Mary Wanless, an internationally renowned dressage coach and rider biomechanics specialist, shares some useful advice on how correct biomechanics can positively affect performance.
1. The way in which you position your limbs, how stable you are and how you are able to influence your horse is done through the biomechanics of your body. The more strong and stable, yet supple you are in your body, (i.e where the rider has good biomechanics), the more they can positively influence their horse.
2. As you are sitting on your horse, your shoulder, hip and heel should all align. Think about whether you would land on your feet, in balance if your horse was taken from underneath you.
3. Your thigh bone should be 45 degrees to the vertical for optimum effectiveness.
4. Most riders fall into one of two categories — they are either hollow or round backed. Riders should be neutral and vertical in their back positions, where the distance from seat to neck is the same amount on both the front and rear of a rider’s upper body.
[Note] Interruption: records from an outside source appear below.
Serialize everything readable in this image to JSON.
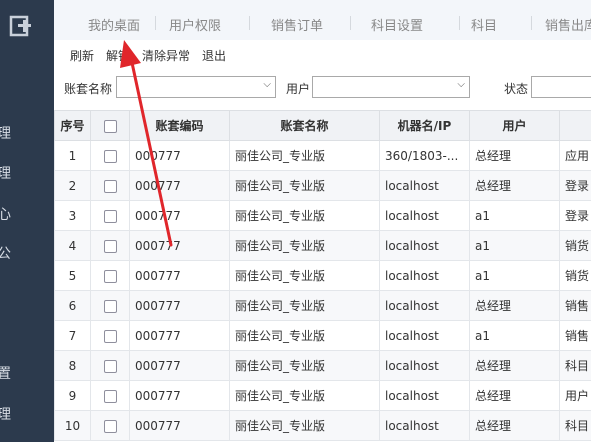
{
  "sidebar": {
    "chars": [
      "理",
      "理",
      "心",
      "公",
      "置",
      "理"
    ]
  },
  "topnav": {
    "tabs": [
      "我的桌面",
      "用户权限",
      "销售订单",
      "科目设置",
      "科目",
      "销售出库"
    ]
  },
  "toolbar": {
    "refresh": "刷新",
    "unlock": "解锁",
    "clear_errors": "清除异常",
    "exit": "退出"
  },
  "filter": {
    "account_name_label": "账套名称",
    "user_label": "用户",
    "status_label": "状态"
  },
  "table": {
    "headers": [
      "序号",
      "",
      "账套编码",
      "账套名称",
      "机器名/IP",
      "用户",
      ""
    ],
    "rows": [
      [
        "1",
        "000777",
        "丽佳公司_专业版",
        "360/1803-...",
        "总经理",
        "应用"
      ],
      [
        "2",
        "000777",
        "丽佳公司_专业版",
        "localhost",
        "总经理",
        "登录"
      ],
      [
        "3",
        "000777",
        "丽佳公司_专业版",
        "localhost",
        "a1",
        "登录"
      ],
      [
        "4",
        "000777",
        "丽佳公司_专业版",
        "localhost",
        "a1",
        "销货"
      ],
      [
        "5",
        "000777",
        "丽佳公司_专业版",
        "localhost",
        "a1",
        "销货"
      ],
      [
        "6",
        "000777",
        "丽佳公司_专业版",
        "localhost",
        "总经理",
        "销售"
      ],
      [
        "7",
        "000777",
        "丽佳公司_专业版",
        "localhost",
        "a1",
        "销售"
      ],
      [
        "8",
        "000777",
        "丽佳公司_专业版",
        "localhost",
        "总经理",
        "科目"
      ],
      [
        "9",
        "000777",
        "丽佳公司_专业版",
        "localhost",
        "总经理",
        "用户"
      ],
      [
        "10",
        "000777",
        "丽佳公司_专业版",
        "localhost",
        "总经理",
        "科目"
      ]
    ]
  },
  "colors": {
    "sidebar_bg": "#2c3a4d",
    "annotation_arrow": "#e0262b"
  }
}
5. It is also common for riders to either fall into the up or down category in their seat. “Up” riders tend to ride like the saddle is very hot, and will sit very tall, whereas “down” riders plonk in the saddle with a heavier seat. Riders with good biomechanics will fit in-between these two categories.
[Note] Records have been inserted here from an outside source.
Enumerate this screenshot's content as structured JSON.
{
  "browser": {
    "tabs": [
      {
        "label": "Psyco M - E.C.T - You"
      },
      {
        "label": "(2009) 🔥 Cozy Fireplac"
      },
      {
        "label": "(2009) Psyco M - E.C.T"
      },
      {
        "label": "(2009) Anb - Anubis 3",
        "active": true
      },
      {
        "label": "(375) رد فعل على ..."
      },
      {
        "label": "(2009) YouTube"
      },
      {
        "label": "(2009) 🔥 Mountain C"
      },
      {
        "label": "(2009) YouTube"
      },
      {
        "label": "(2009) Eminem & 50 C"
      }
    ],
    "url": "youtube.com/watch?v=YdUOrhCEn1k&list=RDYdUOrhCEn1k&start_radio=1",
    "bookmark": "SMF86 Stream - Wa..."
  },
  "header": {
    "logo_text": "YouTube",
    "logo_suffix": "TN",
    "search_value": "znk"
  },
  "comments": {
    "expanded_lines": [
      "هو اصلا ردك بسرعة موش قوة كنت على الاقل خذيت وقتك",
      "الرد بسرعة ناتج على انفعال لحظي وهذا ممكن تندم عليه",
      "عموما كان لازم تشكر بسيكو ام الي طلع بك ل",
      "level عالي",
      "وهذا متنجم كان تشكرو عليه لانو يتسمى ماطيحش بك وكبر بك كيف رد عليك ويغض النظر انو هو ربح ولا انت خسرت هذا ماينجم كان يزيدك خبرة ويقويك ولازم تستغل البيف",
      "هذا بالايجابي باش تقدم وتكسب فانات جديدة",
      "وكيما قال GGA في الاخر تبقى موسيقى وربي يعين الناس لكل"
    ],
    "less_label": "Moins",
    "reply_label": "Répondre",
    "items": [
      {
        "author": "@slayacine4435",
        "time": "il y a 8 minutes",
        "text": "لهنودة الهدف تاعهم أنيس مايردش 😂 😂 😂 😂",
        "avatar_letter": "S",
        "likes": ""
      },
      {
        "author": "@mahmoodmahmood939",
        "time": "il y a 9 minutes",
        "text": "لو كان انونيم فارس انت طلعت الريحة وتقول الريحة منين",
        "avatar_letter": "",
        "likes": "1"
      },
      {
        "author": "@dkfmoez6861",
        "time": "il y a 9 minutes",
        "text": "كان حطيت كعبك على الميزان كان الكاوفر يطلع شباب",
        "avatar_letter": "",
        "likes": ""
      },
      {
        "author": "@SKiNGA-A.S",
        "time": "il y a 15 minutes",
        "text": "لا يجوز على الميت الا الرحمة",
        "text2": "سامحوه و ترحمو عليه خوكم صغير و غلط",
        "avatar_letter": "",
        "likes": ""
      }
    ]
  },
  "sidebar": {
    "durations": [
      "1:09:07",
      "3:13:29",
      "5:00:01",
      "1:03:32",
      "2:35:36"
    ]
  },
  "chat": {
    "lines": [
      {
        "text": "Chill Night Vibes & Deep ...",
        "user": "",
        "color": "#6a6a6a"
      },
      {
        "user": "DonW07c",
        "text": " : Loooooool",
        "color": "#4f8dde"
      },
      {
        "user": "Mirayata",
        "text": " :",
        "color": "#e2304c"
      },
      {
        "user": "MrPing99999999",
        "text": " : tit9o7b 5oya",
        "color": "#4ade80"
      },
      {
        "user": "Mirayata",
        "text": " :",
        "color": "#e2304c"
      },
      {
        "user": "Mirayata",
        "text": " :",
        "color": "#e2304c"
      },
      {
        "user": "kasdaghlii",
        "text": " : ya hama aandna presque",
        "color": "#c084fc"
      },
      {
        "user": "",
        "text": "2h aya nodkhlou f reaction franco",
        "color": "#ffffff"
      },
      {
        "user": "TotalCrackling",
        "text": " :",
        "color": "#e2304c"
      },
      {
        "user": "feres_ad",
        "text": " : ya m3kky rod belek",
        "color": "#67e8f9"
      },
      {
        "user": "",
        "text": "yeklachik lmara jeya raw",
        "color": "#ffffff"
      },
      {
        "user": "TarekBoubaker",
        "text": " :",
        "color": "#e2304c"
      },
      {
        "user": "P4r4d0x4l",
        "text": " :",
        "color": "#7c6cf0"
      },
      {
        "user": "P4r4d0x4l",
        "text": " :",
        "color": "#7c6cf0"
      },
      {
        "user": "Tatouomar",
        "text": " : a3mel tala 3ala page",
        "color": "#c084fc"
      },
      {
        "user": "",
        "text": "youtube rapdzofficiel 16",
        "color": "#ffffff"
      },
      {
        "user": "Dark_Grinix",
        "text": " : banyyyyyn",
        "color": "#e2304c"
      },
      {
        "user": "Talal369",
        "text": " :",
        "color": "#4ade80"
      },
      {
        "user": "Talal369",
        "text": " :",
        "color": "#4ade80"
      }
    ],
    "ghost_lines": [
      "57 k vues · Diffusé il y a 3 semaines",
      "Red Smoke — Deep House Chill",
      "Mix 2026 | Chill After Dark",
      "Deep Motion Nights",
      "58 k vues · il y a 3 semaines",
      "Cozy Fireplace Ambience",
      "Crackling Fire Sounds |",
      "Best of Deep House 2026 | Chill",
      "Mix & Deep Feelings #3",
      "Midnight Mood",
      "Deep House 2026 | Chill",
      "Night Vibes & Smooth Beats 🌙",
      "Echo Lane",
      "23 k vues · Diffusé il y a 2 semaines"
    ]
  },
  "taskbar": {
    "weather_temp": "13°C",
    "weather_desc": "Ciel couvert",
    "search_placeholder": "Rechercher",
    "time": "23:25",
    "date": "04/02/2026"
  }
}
6. Riders need to have the same amount of weight through both seatbones.
7. The “up” movement of a rider in rising trot should match the forward thrust of their horse.
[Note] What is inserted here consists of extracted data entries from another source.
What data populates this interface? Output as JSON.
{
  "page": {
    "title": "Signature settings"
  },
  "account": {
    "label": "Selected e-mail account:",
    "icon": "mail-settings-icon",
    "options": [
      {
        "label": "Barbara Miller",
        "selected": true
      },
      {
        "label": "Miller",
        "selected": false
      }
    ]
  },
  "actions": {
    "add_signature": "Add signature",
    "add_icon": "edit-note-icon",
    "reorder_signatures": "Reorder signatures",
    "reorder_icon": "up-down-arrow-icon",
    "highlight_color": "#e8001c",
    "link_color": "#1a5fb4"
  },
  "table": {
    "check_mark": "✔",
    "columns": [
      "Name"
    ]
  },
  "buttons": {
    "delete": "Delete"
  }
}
8. There should be no movement from the knee down in the rider’s leg in rising trot. Equally, riders shouldn’t hollow their backs at the top of the rise.
9. The contact area between horse and rider should be the equivalent of the area of a full-seated pair of breeches. The rider’s weight should be distributed over the horse’s ribcage
10. Good rider biomechanics isn’t necessarily about how relaxed they are, but is more about good use of their muscles and strength (which isn’t always that relaxing!) to stabilise themselves on the horse.
11. To ride effectively, riders need to engage their core muscles — think about sucking your tummy in to make a wall and then push your core out against that wall.
12. Riders need to be equally well “stuffed” with strength through their bodies.
13. There should be more weight through your thigh than in your foot.